これは、その中でも最強と謳われた1人の殺し屋と仲間達の新たな物語。
その日の夜。血の気の多い社員らを連れて、今回のターゲットである安藤金融の社長・安藤はとある廃工場に来ていた。
夕方頃に死獣神から挑戦状メールが届き、『犯罪の証拠をバラされたくなければ社員全員連れて来るように』と脅されたからである。
「おい。来てやったぞ! どこにいやがる!?」
社員の1人がそう言うと工場のライトが点き、天井で逆さ吊りになった青龍と朱雀が彼らの前に現れた。
「レディースアーンドジェントルメーン! 今日はここ、廃工場コロシアムにて文字通りのデスマッチを行いまーす! 実況は僕、死獣神の青龍と……」
「朱雀でお送りすんでぇ。

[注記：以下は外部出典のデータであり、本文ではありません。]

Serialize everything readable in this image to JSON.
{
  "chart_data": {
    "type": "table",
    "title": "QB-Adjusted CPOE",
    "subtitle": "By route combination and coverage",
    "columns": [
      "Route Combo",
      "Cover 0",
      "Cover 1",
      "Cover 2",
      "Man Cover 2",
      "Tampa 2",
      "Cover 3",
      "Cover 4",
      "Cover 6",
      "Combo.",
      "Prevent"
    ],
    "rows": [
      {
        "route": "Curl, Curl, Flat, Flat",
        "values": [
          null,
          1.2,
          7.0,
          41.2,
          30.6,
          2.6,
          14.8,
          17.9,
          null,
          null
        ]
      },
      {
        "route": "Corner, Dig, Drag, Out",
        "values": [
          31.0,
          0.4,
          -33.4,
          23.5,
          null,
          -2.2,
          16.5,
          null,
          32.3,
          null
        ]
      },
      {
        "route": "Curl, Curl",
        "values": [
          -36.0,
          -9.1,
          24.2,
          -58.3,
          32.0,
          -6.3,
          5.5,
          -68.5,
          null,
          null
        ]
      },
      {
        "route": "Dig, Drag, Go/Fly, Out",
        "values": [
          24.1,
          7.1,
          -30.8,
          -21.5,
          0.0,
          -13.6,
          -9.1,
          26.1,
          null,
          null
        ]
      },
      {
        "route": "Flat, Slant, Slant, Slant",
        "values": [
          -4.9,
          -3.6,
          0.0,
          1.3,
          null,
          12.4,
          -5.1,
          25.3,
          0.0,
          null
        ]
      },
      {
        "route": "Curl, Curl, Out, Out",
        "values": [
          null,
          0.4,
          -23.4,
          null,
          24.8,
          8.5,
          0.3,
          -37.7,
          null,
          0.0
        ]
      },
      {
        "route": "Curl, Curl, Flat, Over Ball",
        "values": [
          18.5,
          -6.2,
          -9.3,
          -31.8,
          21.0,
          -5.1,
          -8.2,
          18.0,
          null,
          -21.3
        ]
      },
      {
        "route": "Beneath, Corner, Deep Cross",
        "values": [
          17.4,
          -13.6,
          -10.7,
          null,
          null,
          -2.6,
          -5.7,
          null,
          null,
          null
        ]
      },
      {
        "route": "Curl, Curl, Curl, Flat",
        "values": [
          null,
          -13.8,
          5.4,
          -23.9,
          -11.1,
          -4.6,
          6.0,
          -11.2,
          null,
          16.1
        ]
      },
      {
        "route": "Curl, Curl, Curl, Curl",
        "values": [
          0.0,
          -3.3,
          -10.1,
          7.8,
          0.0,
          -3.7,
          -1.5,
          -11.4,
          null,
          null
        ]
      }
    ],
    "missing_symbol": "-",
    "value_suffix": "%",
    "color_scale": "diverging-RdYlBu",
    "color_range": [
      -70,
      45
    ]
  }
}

なんてな」
楽しそうに実況ごっこをする2人に、安藤らは降りるよう口々に言ったが、青龍は拒否し、朱雀は無視して彼を呼び込んだ。
「ほな、早速始めよか。青ーコーナー、安藤金融御一行。赤ーコーナー、白虎流護皇死神拳最終継承者・白虎ー!」
先輩に呼ばれて大牙こと死獣神の新入り・白虎は、学生服姿で初めての殺しのリングに登場した。
白虎が入って来たのを確認すると、青龍と朱雀は開始の合図を出して、逆さ吊りをやめ、観客として彼の殺しを見物した。
安藤らは、強制参加させられたデスマッチに苛立ちを感じながらも、とりあえず、目の前にいる白虎を倒さないことにはどうすることもできないと思い、一番若手の社員が、先陣切って彼に挑みかかった。
「こんなガキに負けっかよ! 俺は高校の時、ボクシングで全国3位だったんだ!」
そう言う男の拳を、いなしたりよけたりしながら、
「そう。だから俺が来たんだ。あんたらみたいな格闘家崩れを殺すためにな。いくぜ、掌!」
と、言って、社員の拳を掌打ではじき、すぐさま背後にまわって片手で首を鷲掴みし、
「天・地・転撃砕ぃ!」
と、言いながら、背負い投げの要領で若手社員の頭を思い切り床にたたきつけ、首から上が無くなるほど粉砕した。
あっさりと仲間が死んだことに安藤らに動揺が広がる中、白虎は手をじっと見つめる。
これが自分の意思で初めてやった殺しの感覚。拳を強く握り締め、それを実感した彼が沈黙していることから、朱雀らは後悔しているのではと思っていたが、彼にそんな感情は微塵もなく、それどころか、この感覚に感激しているらしく、笑みを浮かべている。
まだまだ人を殺す快感を味わいたい。そう思うほど狂った白虎は、まるでゲームを楽しむ少年のように、震え上がる社員らの方へと駆け出していって殺していき、社員6人をおよそ10秒で秒殺した。
わずかな時間で行われた惨状を目の当たりにして、安藤は恐怖でたじろぎ、腰を抜かす。
拳1つで人を殺せる男・白虎。
彼は間違いなく、即戦力級の実力者になり得る存在でしょう。